Your problem is you are saying "begins with and ends with ONLY", and only ONE DIGIT. Look:
*****.com/223
***.com/48
<?php if (preg_match("^[0-9]$", $_SERVER['QUERY_STRING'])) include("load.php");?>
^ This means "the string starts with"
$ this means "the string ends with"
And it's
one number, and only one number. Add the + quantifier for "one or more." (* means zero or more, which becomes important in a minute . . . )
Note that 0-9 and \d are equivalent, you don't need a class [] if you use \d.
A quick fix, remove the ^, add the +.
<?php if (preg_match('/\d+$/', $_SERVER['QUERY_STRING'])) include("load.php");?>
This would mean "only ends with one or more numbers." But there may be other problems, some browsers add / on the end in links, and there may be some condition where a digit may appear and mess up your scheme, like testversion2 or something.
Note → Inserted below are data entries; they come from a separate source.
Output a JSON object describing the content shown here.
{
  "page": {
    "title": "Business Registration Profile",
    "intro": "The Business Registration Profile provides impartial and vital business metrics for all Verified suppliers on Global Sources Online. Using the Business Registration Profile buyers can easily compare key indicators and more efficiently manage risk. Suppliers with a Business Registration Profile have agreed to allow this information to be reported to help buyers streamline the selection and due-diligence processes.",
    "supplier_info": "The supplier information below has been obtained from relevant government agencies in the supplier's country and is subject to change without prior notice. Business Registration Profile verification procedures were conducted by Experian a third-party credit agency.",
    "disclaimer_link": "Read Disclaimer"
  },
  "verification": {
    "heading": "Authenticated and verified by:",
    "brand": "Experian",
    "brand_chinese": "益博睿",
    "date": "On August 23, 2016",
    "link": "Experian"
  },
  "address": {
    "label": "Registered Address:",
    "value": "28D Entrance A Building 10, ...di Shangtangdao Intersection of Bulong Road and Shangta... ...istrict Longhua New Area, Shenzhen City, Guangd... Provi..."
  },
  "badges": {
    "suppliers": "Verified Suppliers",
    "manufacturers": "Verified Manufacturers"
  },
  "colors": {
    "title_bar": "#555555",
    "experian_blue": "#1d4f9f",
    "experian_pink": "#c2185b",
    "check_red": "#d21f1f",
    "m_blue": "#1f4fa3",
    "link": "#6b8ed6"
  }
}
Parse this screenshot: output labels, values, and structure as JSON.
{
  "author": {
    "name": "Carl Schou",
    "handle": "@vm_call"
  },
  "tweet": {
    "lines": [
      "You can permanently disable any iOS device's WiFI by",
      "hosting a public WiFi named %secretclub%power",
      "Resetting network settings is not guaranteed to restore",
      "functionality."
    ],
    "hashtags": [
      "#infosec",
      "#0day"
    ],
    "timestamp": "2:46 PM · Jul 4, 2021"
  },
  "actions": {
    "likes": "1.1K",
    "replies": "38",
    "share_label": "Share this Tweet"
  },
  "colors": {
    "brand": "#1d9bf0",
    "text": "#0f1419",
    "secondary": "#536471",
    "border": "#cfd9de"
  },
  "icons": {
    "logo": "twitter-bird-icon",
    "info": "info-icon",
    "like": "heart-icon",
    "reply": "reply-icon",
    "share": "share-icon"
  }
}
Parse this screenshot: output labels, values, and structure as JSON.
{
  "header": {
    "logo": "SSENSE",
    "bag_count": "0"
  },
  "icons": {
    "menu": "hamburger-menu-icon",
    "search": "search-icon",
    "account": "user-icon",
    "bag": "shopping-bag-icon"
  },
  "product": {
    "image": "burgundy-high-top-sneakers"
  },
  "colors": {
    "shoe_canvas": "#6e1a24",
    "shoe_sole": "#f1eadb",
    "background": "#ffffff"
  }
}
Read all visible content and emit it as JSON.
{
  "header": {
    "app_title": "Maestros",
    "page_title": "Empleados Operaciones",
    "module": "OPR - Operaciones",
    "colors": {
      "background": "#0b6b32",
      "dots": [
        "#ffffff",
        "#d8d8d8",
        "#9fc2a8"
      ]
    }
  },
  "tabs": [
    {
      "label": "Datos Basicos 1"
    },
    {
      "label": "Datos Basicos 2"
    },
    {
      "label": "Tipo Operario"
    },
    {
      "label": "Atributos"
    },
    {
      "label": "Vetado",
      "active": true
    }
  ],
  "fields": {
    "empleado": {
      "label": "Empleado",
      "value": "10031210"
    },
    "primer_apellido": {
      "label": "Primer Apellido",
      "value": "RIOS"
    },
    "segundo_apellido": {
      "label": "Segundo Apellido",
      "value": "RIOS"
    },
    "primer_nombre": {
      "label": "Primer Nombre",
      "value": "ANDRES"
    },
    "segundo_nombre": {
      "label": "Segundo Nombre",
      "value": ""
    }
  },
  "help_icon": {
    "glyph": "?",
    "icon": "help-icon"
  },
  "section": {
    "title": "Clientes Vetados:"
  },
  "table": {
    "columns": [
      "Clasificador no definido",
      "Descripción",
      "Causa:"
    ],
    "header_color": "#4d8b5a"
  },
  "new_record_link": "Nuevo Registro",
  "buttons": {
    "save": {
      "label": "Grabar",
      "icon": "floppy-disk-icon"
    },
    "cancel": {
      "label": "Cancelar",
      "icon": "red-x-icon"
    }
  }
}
A little more specific, insuring it matches only on numbers after the last /,
<?php if (preg_match(
'/[^\/]+\/\d+\/*$/', $_SERVER['QUERY_STRING'])) include("load.php");?>
Should work for
example.com/something/something-else/1234
example.com/something/something-else/1234/
example.com/1234
example.com/1234/
I know I said lose the ^, but that character has different meanings in different contexts. By itself, at the beginning of a pattern, it means "string begins with" but within a class, if the first character in the class, it means "anything NOT these." So an examination,
[^\/]+ --> one or more of any character NOT a slash
\/ --> followed by a single slash
\d+ --> followed by one or more digits
\/* --> followed by ZERO or more slashes
$ --> followed by the absolute end of the string.